Projections from the cerebral cortex to the pontine nuclei

Corticopontine fibers are projections from layer V of the cerebral cortex to the pontine nuclei of the ventral pons. They represent the first link in a cortico-cerebello-cortical pathway mediating neocerebellar control of the motor cortex. The pathway is especially important for voluntary movements.

Depending upon the lobe of origin, they can be classified as frontopontine fibers, parietopontine fibers, temporopontine fibers or occipitopontine fibers. Fibers from the frontal lobe and the parietal lobe are more numerous.

== Anatomy ==

=== Origin ===
All corticopontine fibers arise from pyramidal neurons in layer V of the cerebral cortex. They include fibers of the premotor, somatosensory, extrastriate, posterior parietal, and cingulate cortices; there are also a few fibers originating from the prefrontal, temporal, and striate cortex.

The corticopontine system contains a number of fibers from different areas of the cortex, and are far more numerous in total than the corticospinal fibers. Corticopontine fibers include:
- Frontopontine fibers that arise from the frontal lobe and are found in the medial third of the crus cerebri
- Parietopontine fibers that arise from the parietal lobe and found in the lateral part of the crus cerebri
- Occipitopontine fibers that arise from the occipital lobe and found in the lateral part of the crus cerebri
- Temporopontine fibers arising from the temporal lobe are also found in the lateral part of the cerebral crus

=== Course ===
All the fibers from the corticopontine system terminate in the pontine nuclei.
The fibers descend through the sublenticular and retrolenticular of internal capsule, then traverse the midbrain through the basis pedunculi (i.e. ventral part of cerebral peduncle) to reach the pontine nuclei and synapse with neurons that give rise to pontocerebellar fibers.
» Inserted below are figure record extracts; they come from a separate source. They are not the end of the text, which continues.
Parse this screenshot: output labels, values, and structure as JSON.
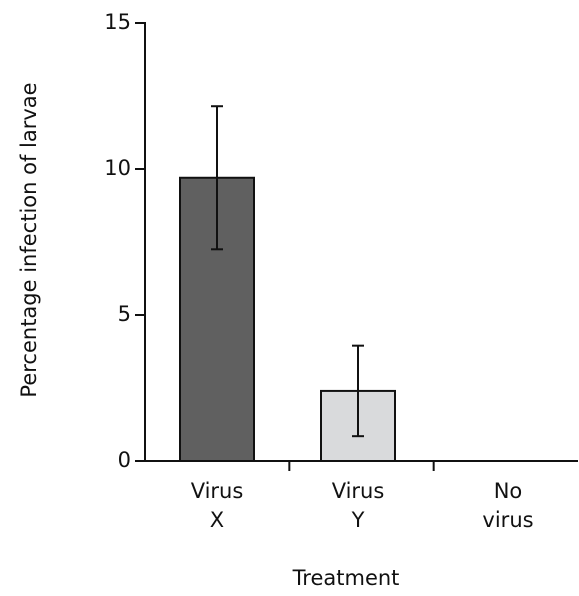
{
  "chart_data": {
    "type": "bar",
    "x_label": "Treatment",
    "y_label": "Percentage infection of larvae",
    "categories": [
      "Virus X",
      "Virus Y",
      "No virus"
    ],
    "values": [
      9.7,
      2.4,
      0
    ],
    "errors": [
      2.45,
      1.55,
      0
    ],
    "colors": [
      "#606060",
      "#d9dadc",
      "#d9dadc"
    ],
    "ylim": [
      0,
      15
    ],
    "yticks": [
      0,
      5,
      10,
      15
    ],
    "grid": false
  }
}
As the corticopontine fibres descend in the cerebral peduncle, those from the prefrontal regions are situated most medially; those from premotor and motor cortices are situated in the middle third of the peduncle, and fibers from the parietal, temporal and occipital regions that travel to the pons are in the lateral third of the cerebral peduncle.

Two fiber bundles, an anterior and a posterior bundle relate the cortex to the cerebellum. The anterior bundle, is of frontopontine fibers, particularly from Brodmann areas 4 and 6 and is known as Arnold's bundle. The posterior bundle is of the corticopontine fibers comprising the parietopontine, temporopontine, and occipitopontine fibers, and is known as Türck's bundle.